Duvara mı bakıyordu yoksa gözleri mi dalmıştı? Uzaktan biri görse ne derdi var bu adamın diye düşünürdü. Sanki gözleri duvara sabitlenmişte oradan çekip alamıyordu kendini. Gülümsemekle düşünmek arası gidip gelen yüz ifadesi belirsizdi.
-Hadi baba kahvaltı hazır, diye seslendi kızı.

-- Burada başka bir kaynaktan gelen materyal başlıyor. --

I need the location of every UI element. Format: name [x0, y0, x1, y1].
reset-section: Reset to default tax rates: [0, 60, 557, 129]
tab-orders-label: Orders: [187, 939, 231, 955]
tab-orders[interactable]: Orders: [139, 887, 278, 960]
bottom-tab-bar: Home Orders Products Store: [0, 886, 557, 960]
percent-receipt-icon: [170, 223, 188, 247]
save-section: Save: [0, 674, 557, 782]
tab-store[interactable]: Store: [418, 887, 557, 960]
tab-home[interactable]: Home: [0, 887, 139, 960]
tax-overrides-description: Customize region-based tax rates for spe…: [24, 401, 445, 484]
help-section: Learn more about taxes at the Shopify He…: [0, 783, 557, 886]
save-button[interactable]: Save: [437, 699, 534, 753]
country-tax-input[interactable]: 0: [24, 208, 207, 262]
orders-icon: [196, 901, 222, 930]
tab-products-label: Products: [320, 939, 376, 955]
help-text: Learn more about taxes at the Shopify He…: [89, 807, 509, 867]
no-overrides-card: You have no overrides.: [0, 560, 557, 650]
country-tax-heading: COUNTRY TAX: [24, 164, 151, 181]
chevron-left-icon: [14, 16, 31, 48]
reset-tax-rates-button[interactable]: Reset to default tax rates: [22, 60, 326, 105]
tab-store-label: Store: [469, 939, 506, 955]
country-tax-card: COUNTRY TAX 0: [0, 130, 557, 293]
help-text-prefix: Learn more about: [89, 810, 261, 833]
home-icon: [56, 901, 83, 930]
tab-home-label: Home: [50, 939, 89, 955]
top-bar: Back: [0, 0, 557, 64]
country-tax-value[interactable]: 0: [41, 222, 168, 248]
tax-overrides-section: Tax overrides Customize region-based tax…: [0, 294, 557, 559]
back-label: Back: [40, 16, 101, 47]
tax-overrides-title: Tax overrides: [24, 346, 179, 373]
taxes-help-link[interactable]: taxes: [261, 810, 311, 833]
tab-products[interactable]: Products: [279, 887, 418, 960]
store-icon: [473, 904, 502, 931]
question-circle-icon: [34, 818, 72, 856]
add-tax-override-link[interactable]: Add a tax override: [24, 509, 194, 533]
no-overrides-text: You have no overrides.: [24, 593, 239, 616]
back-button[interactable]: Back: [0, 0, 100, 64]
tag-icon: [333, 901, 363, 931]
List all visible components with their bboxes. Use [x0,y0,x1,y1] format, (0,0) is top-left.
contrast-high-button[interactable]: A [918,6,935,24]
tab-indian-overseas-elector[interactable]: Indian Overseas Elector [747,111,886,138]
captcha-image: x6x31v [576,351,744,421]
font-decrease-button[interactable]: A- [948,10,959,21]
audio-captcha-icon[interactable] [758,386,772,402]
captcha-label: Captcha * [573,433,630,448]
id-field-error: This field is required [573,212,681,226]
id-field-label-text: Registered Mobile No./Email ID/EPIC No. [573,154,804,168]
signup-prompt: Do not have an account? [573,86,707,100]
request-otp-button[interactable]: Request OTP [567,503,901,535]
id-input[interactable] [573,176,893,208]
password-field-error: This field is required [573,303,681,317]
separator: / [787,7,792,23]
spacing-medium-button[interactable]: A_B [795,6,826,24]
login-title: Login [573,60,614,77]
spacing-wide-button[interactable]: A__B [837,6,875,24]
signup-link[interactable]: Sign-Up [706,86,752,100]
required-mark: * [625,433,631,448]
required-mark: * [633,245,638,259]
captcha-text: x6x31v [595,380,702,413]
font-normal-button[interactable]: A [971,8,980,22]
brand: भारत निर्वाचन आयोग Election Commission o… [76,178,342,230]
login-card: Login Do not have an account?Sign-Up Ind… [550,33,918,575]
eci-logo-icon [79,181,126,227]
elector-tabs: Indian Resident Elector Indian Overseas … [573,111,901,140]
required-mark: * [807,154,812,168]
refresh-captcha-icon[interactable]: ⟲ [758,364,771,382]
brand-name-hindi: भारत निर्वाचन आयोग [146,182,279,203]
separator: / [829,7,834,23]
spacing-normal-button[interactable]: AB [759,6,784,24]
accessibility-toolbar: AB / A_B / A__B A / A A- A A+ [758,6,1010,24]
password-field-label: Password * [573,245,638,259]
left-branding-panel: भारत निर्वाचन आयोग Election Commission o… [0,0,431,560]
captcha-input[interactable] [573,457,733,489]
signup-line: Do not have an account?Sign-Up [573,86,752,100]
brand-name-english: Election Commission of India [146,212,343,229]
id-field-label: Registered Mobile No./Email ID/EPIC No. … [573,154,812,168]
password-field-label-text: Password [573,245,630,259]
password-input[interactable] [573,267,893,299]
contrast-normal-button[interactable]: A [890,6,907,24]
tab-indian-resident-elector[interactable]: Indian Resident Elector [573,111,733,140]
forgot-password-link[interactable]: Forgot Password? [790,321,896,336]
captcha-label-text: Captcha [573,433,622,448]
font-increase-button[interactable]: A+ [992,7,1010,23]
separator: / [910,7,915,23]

Cevap alamayan genç kadın odaya girdi. ‘‘Seslendiğimi duymadın galiba, masayı hazırladım.’’ diyerek tekrar seslendi. Yanıt vermeyen yaşlı babasına yaklaşarak omzuna dokundu. Yavaşça kafasını kızına çeviren yaşlı adam ‘‘Oradaki fotoğraf nerede,’’ diye sordu. ‘‘Hangi fotoğraf,’’ diyerek duvara bakan genç kadın eksiği fark etti. ‘‘Annem aldı onu, odanıza saklamış,’’ dedi. Yaşlı adam ‘‘Tamam o zaman, söyle de kahvaltıya gelsin artık’’ diyerek kafasını tekrar duvara çevirdi. ‘‘Yumurtayı sevdiğin gibi pişirdim, kahvaltımızı edelim işe gitmem gerek’’ diyerek babasının koluna girdi, masaya oturmasına yardım etti. Karşısında babası değil de sanki bir çocuk vardı. Yaşlı bir çocuk… Bazen torunlarını oğlu sanıyor, bazen de kendini hala bir işyerinde çalışıyor zannedip sabahın erken saatinde takım elbisesini giyip hazırlanıyordu. Alzheimer hastasıyla yaşamak hem tatlı anlarla doluydu hem de hüzünlü anlarla. Unutmadığı tek biri vardı o da eşi.
Kapı kilidinin açılma sesi duyuldu.
-Ben geldim.
-Mutfaktayız kahvaltı ediyoruz. Sabah sabah nereye gittin öyle, diye sitemde bulundu genç kadın.
-Baban meyve istemişti, erkenden alayım istedim kızım. Edin siz kahvaltınızı, ben hemen geliyorum.
-Fotoğrafı da yerine koyar mısın? Babam yokluğunu fark ediyor.
Elinde büyük bir çerçeveyle tekrar mutfağa gelen kadın çerçeveyi çevirerek kızına ve eşine gösterdi. Artık yaşlı adamın hem gözlerinin içi hem de yüzü gülüyordu. Duvar da asılı duran küçük fotoğraf şimdi kocaman bir çerçevenin içindeydi. Alt köşe de ise kızlarının adı. Fotoğraf sanatçısı olan genç kadının, o küçük kareye sığdırdığı fotoğraf yıllarca duvar da asılı kaldı.
*Bazı fotoğraflar öykü yazdırır.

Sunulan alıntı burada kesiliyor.